Summary
In Venino v. Naegele, supra, the court took proofs and therefrom determined that it was not the intent of the parties to be bound by such receipt.
Summary of this case from Levine v. Lafayette Building Corp.Opinion
Decided January 29th, 1926.
Where a memorandum of a sale of land provided that a "contract to be drawn up and signed within the next few days," and no contract was so drawn and signed, this language indicates that other features left unsettled are to be settled by further negotiations, and that the bargain is not completely determined between the parties, and therefore a bill for specific performance of the memorandum must be dismissed.
On bill, c. On bill for specific performance.
Mr. J. Emil Walscheid, for the complainant.
Mr. Robert Carey, for the defendants.
The bill is based upon the following memorandum:
"December 3d 1923.
Received from Otto Venino, Jr., check for $200 as deposit on purchase by him from us of property at the southwest corner of Hudson avenue and Lewis street, Town of Union, N.J. Plot 75 x 100 feet with a three-story frame building thereon, for the sum of nineteen thousand two hundred and fifty dollars [$19,250]. We will leave a nine thousand dollar first mortgage on the house 147 Hudson avenue for five years at six per cent. interest payable January 1st and July 1st of each year; also a one thousand dollar mortgage on the vacant plot for one year with privilege to pay off at any time. Balance of purchase price to be paid in cash on closing of title which will be on or before March 1st, 1924. Contract to be drawn up and signed within the next few days.
AUGUST NAEGELE [Seal], LOUISE NAEGELE [Seal]. Witness R.H. PATTERSON."
The proofs disclose that on the evening of the date of the foregoing instrument the complainant, accompanied by the subscribing witness thereof, called at the home of the defendants, who are husband and wife, and far advanced in years, and bargained with them for the purchase of the property mentioned in the memorandum. The above paper was then prepared and the signature of the owners secured, but neither of them acknowledged the same. The lack of acknowledgment on the part of the married woman would not cause me any difficulty, in view of the proofs as to what occurred at the time of the negotiations and the decision of the court of errors and appeals in Young v. Paul, 10 N.J. Eq. 401. If the instrument in question were enforceable at all I would not hesitate to decree indemnity from the husband or abatement of the purchase price.

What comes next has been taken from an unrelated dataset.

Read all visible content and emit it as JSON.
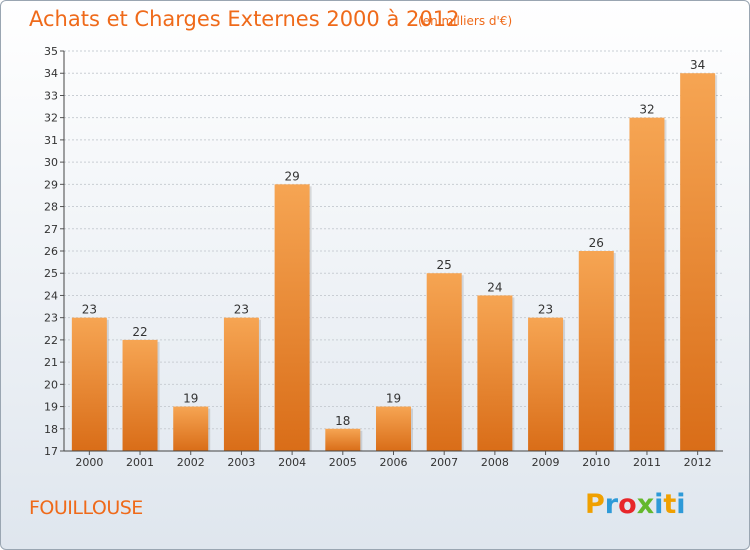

My difficulty grows out of the manifest incompleteness of the instrument upon which the complainant relies. This case must be decided under the rationale of the very recent pronouncement of the court of errors and appeals in Tansey v. Suckoneck, 98 N.J. Eq. 669. In that case the deficiencies in the alleged contract were perhaps a little grosser than in the one sub judice, but several of the missing elements mentioned by the appellate court were of the same variety to be found here. For example, the memorandum in the case at bar concludes with the sentence, "Contract to be drawn up and signed within the next few days." The court of errors and appeals, in the case just cited, say:
"The basis for decision in the present case is that the paper is on its face preliminary and not final, and by its very language indicates that other features left unsettled are to be settled by further negotiations, and this requires the application of the well-settled and fundamental rule that to support a decree of specific performance for the sale and purchase of real estate "the bargain must have been completely determined between the parties and its terms definitely ascertained." * * *
In the document under examination it will have been observed that many of the usual provisions of contracts for the purchase and sale of real estate are omitted. As was pointed out in the opinion in the Tansey Case, it does not disclose what all the terms of the formal agreement were to be; neither does it specify whether or not it was to contain provisions for default of payment of interest and taxes. No mention is made of the character of deed by which the title was to be conveyed. These defects I feel are fatal to the complainant's suit.
I have read and re-read the elaborate brief submitted by complainant's counsel, which shows the most careful preparation, and I have reluctantly come to the conclusion that I cannot follow it. I believe that the defendants are sick of their bargain and are seeking a way out of it, but in view of the clear and controlling opinion by which I am guided I feel that the bill must be dismissed. Counsel has cited many authorities to the effect that a memorandum such as the one upon which the bill is based will be deemed to have been a binding contract "whenever the contract appears to have been complete." With that law there can be no quarrel, but in view of the parallel I have already indicated between the facts in this case and those in Tansey v. Suckoneck, supra, I do not see how I can say that the memorandum contains all the particulars of the transaction that was contemplated by the parties. My disappointment is somewhat tempered by the fact that the complainant is a solicitor and counselor of this court of many years' standing, who was present and either prepared the memorandum, or supervised its preparation, in person. The rationale of this opinion is not new law, and the courts cannot be blamed if trained members of the bar disregard its decisions, perfectly plain upon their face, in the transaction of their affairs.
I will advise a decree dismissing the bill of complaint, but I will not assist the defendants in compensating their counsel, because of the fact to which allusion has already been made, namely, that they are taking advantage of a highly technical defense to avoid their agreement.